Private Equity in Professional Sports: Perfecting the Endgame

By Allyson Ruscitella

Sports and entertainment, to most professional sports fans, feels redundant. Sports are entertainment. Football commands the attention of half of America’s population on any given Sunday, and marketing departments are hard at work attracting the other half. A favorite team, in any sport, that earns the “W” brings unrivaled bliss, impish satisfaction, and bragging rights. Sports are woven into the fabric of our culture; each game reminds us of our love for winning, hatred for losing, and our obsession with keeping score. Green fields, hardwood courts, and sheets of ice become battlegrounds of finesse, agility, pride and grit. We can’t get enough. Professional sports are America’s entertainment, and they’re here to stay.

Win-loss records, historically, have weighed heavy on bottom lines. Victories, winning seasons, and championships can be elusive. But to private equity, winning games doesn’t  matter. It doesn’t have to. Returns count–wins don’t– and history shows private equity could have the candy-making secret. In a nine year span, the enterprise value of the NHL’s Toronto Maple Leafs tripled, according to Forbes, accounting for $413M in value. So how does mediocre on-ice performance, a disenchanted fan base, and no chance of making fingerprints on the Stanley Cup lead to industry-leading returns?  It’s the business equivalent of terroir to wine grapes, merroir to oysters– the bounty is derived from the perfect, delicate balance of key factors and forces. It’s making astute moves, redefining surplus, and living for the bottom line and the trophy. It’s business sense unencumbered by love for a team.

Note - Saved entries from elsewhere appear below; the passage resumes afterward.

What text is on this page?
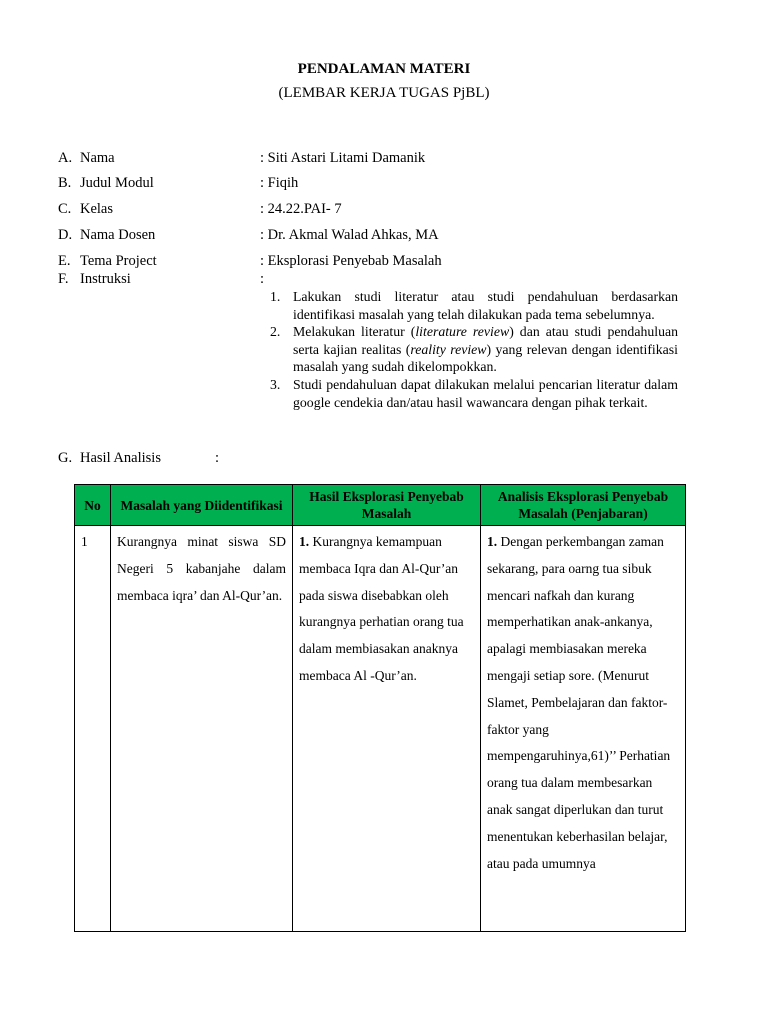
PENDALAMAN MATERI
(LEMBAR KERJA TUGAS PjBL)
A. Nama	: Siti Astari Litami Damanik
B. Judul Modul	: Fiqih
C. Kelas	: 24.22.PAI- 7
D. Nama Dosen	: Dr. Akmal Walad Ahkas, MA
E. Tema Project	: Eksplorasi Penyebab Masalah
F. Instruksi	:
1. Lakukan studi literatur atau studi pendahuluan berdasarkan identifikasi masalah yang telah dilakukan pada tema sebelumnya.
2. Melakukan literatur (literature review) dan atau studi pendahuluan serta kajian realitas (reality review) yang relevan dengan identifikasi masalah yang sudah dikelompokkan.
3. Studi pendahuluan dapat dilakukan melalui pencarian literatur dalam google cendekia dan/atau hasil wawancara dengan pihak terkait.
G. Hasil Analisis	:
No	Masalah yang Diidentifikasi	Hasil Eksplorasi Penyebab Masalah	Analisis Eksplorasi Penyebab Masalah (Penjabaran)
1	Kurangnya minat siswa SD Negeri 5 kabanjahe dalam membaca iqra’ dan Al-Qur’an.	1. Kurangnya kemampuan membaca Iqra dan Al-Qur’an pada siswa disebabkan oleh kurangnya perhatian orang tua dalam membiasakan anaknya membaca Al -Qur’an.	1. Dengan perkembangan zaman sekarang, para oarng tua sibuk mencari nafkah dan kurang memperhatikan anak-ankanya, apalagi membiasakan mereka mengaji setiap sore. (Menurut Slamet, Pembelajaran dan faktor-faktor yang mempengaruhinya,61)’’ Perhatian orang tua dalam membesarkan anak sangat diperlukan dan turut menentukan keberhasilan belajar, atau pada umumnya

“The role of PE in professional sports will continue to evolve. As professional sports has leveraged technology to engage fans and broken new ground in revenue generation, doors have opened for private equity,”  notes Alfred Zaccagnino, President and Founder of the Samarian Group of Companies, a private equity firm headquartered in New York City. “If current trends continue, ownership of professional sports teams will continue to be a promising sector for private equity in the next decade.”